Here is what she has to say:
“There are plenty of teaching jobs available in Beijing, with different requirements and salaries. I found mine online through the http://www.tefl.com website. Another website with job postings is http://www.beijinger.com, basically a Craigslist/Yelp for everything Beijing. The major language schools are Wall Street English (WS) and English First (EF). You can apply directly to them. There are also International Schools (American, British, Canadian as well as schools like Beijing BISS International School) which run a co-teaching project pairing foreign English teachers with local English teachers as part of the Chaoyang English Project. I’m sure a Google search will easily give you a list of others as well as universities and international schools in the city.
The major language institutes, universities and international schools will arrange your visa before you arrive there (and reimburse you for any costs on your side). They will instruct you on exactly which documents and what information they need. However, it can take a long time. Once you get the job, sometimes it can take up to two months for the necessary paper work to get processed. This is mostly not the fault of the school or company that hires you, but due to the fact that they are waiting for the government to process things and the rules keep changing!
If teaching at a language institute you’ll most likely be working from afternoon to evening and weekends. Always on weekends because that’s the busiest time of the week since that’s when students are free from work and school to come to English classes. If you teach at a regular university or international school then expect to have ‘normal’ working hours as in Monday to Friday, morning to afternoon.
The types of students you will have depend on your job and what kind of school/institute you go to. When teaching adults at language institutes, the location in the city makes a big difference. You could be teaching mostly university age students, professionals or housewives or a mix of everything depending on where your center is located.
Universities usually pay only 7000 to 8000 RMB/ month, but then they also pay for housing and there’s tons of holiday time. EF schools usually start at 12,000 and WS at 16,000 before taxes. Paid vacations/holidays are about the same as the US but more flexible and if you plan it right you can get plenty of time off for travelling.

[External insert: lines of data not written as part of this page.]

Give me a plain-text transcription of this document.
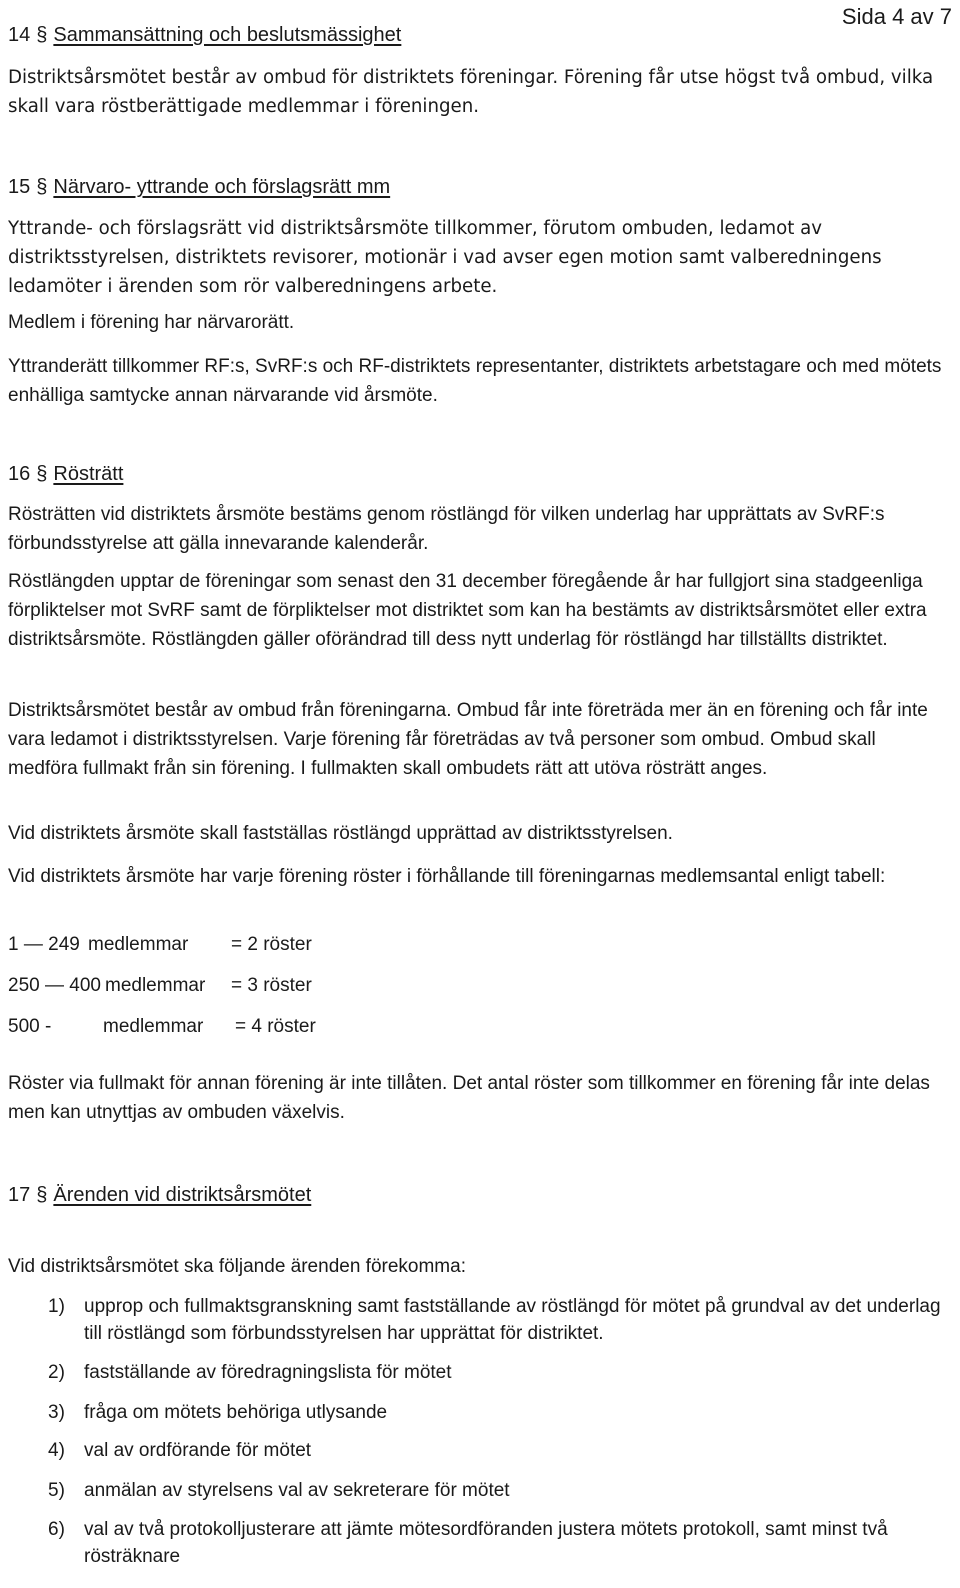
Sida 4 av 7
14 § Sammansättning och beslutsmässighet

Distriktsårsmötet består av ombud för distriktets föreningar. Förening får utse högst två ombud, vilka skall vara röstberättigade medlemmar i föreningen.

15 § Närvaro- yttrande och förslagsrätt mm

Yttrande- och förslagsrätt vid distriktsårsmöte tillkommer, förutom ombuden, ledamot av distriktsstyrelsen, distriktets revisorer, motionär i vad avser egen motion samt valberedningens ledamöter i ärenden som rör valberedningens arbete.

Medlem i förening har närvarorätt.

Yttranderätt tillkommer RF:s, SvRF:s och RF-distriktets representanter, distriktets arbetstagare och med mötets enhälliga samtycke annan närvarande vid årsmöte.

16 § Rösträtt

Rösträtten vid distriktets årsmöte bestäms genom röstlängd för vilken underlag har upprättats av SvRF:s förbundsstyrelse att gälla innevarande kalenderår.

Röstlängden upptar de föreningar som senast den 31 december föregående år har fullgjort sina stadgeenliga förpliktelser mot SvRF samt de förpliktelser mot distriktet som kan ha bestämts av distriktsårsmötet eller extra distriktsårsmöte. Röstlängden gäller oförändrad till dess nytt underlag för röstlängd har tillställts distriktet.

Distriktsårsmötet består av ombud från föreningarna. Ombud får inte företräda mer än en förening och får inte vara ledamot i distriktsstyrelsen. Varje förening får företrädas av två personer som ombud. Ombud skall medföra fullmakt från sin förening. I fullmakten skall ombudets rätt att utöva rösträtt anges.

Vid distriktets årsmöte skall fastställas röstlängd upprättad av distriktsstyrelsen.

Vid distriktets årsmöte har varje förening röster i förhållande till föreningarnas medlemsantal enligt tabell:

1 — 249 medlemmar = 2 röster
250 — 400 medlemmar = 3 röster
500 -	medlemmar = 4 röster

Röster via fullmakt för annan förening är inte tillåten. Det antal röster som tillkommer en förening får inte delas men kan utnyttjas av ombuden växelvis.

17 § Ärenden vid distriktsårsmötet

Vid distriktsårsmötet ska följande ärenden förekomma:

1)	upprop och fullmaktsgranskning samt fastställande av röstlängd för mötet på grundval av det underlag till röstlängd som förbundsstyrelsen har upprättat för distriktet.
2)	fastställande av föredragningslista för mötet
3)	fråga om mötets behöriga utlysande
4)	val av ordförande för mötet
5)	anmälan av styrelsens val av sekreterare för mötet
6)	val av två protokolljusterare att jämte mötesordföranden justera mötets protokoll, samt minst två rösträknare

Rent is usually on the high-end like it would be for any big city. It can also be more or less depending on how central the place is and whether the apartment is new or old. In the best locations it’s usually about 3000-4000 RMB. Most basic furniture is included (bed, TV, fridge, washing machine, couch, and table). You pay for the electricity which is cheap (unless you have large electric heaters). You can find apartments on your own (www.beijinger.com has many listings, and often, the school you work with will refer an agent or assign someone who’ll help you out with it).
There are plenty of expats in Beijing who only go out to English speaking places and hang out with other English speaking people. And at work, as an English teacher, you are always speaking English! Even going to the bank or post office you can get by with minimal Mandarin or find someone who speaks enough English to help you out. At popular bargain shopping places, they speak English (even Russian!). That being said, I’d advise anyone to learn at least the basics. Everyone appreciates it; you’ll get so much more out of your experience in Beijing.

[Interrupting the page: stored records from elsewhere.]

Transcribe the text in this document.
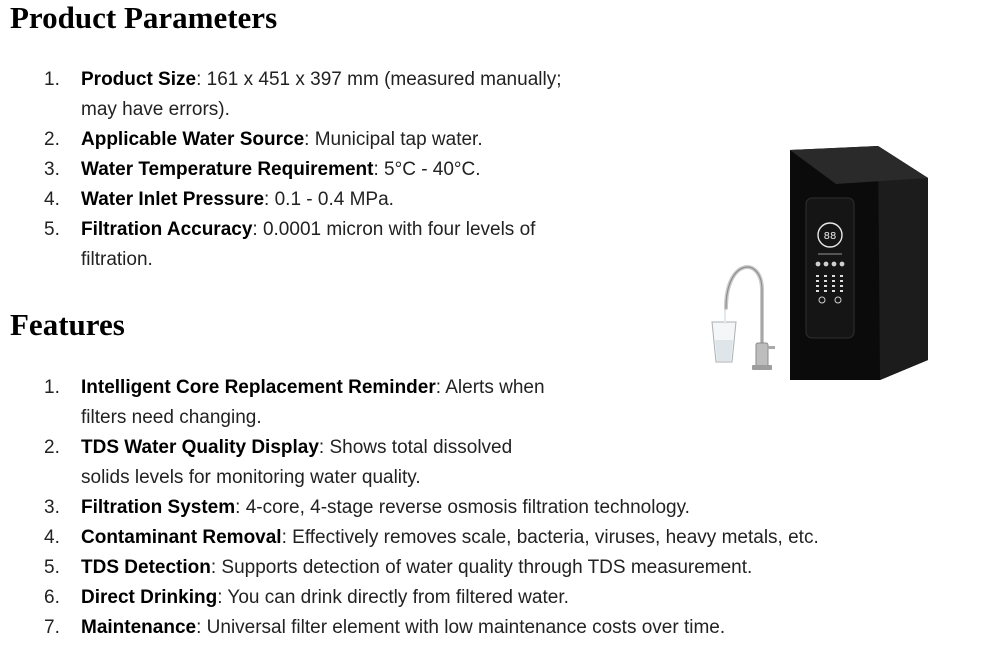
Product Parameters
1. Product Size: 161 x 451 x 397 mm (measured manually;
may have errors).
2. Applicable Water Source: Municipal tap water.
3. Water Temperature Requirement: 5°C - 40°C.
4. Water Inlet Pressure: 0.1 - 0.4 MPa.
5. Filtration Accuracy: 0.0001 micron with four levels of
filtration.
Features
1. Intelligent Core Replacement Reminder: Alerts when
filters need changing.
2. TDS Water Quality Display: Shows total dissolved
solids levels for monitoring water quality.
3. Filtration System: 4-core, 4-stage reverse osmosis filtration technology.
4. Contaminant Removal: Effectively removes scale, bacteria, viruses, heavy metals, etc.
5. TDS Detection: Supports detection of water quality through TDS measurement.
6. Direct Drinking: You can drink directly from filtered water.
7. Maintenance: Universal filter element with low maintenance costs over time.
88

If you’ve never been to China before, forget what you know about Chinese food. Food in Beijing is not only fantastic; it is also nothing close to what is served up as ‘Chinese’ food in the States. Beijing has a very strong food culture and you can try cuisines from the different provinces as well like Yunnan, Xinjiang, Sichuan all of which have their own distinct flavors…and it doesn’t stop there. There are always new restaurants opening up in the city. And whether you want a great burger, food from New Orleans, the best dumplings you’ll ever have, a satisfying bowl of chili on a winter’s day, Korean barbecue or lamb skewers (chuanr) you can get it and it will all be delicious.

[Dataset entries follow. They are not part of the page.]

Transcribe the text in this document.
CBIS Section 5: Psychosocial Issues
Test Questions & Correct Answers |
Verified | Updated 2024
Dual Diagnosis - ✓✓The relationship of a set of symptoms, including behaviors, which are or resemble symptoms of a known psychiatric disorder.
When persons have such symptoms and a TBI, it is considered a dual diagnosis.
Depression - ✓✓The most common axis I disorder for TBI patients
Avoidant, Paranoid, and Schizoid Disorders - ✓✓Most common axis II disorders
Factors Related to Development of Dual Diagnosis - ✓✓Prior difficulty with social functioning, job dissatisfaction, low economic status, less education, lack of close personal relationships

Beijing is not the prettiest of cities, but what it lacks visually it makes up for in food and entertainment. There is something for everyone, from ‘hole in the wall’ places you’d only find in Beijing to venues that could be in Brooklyn. In addition, the cost of food is relatively cheap. It can be extremely easy to live in Beijing. You can get practically anything delivered to your door. Anything.
That being said, not everyone loves it. But then again, not everyone loves a big, noisy city. And I won’t lie–pollution is a problem. Some days are worse than others and you need to wear a mask even though you’ll see many locals and foreigners walking around like it’s nothing. However, there are also many beautiful days.
I say go with an open mind and you’re sure to have a good time. Try it. At least once.”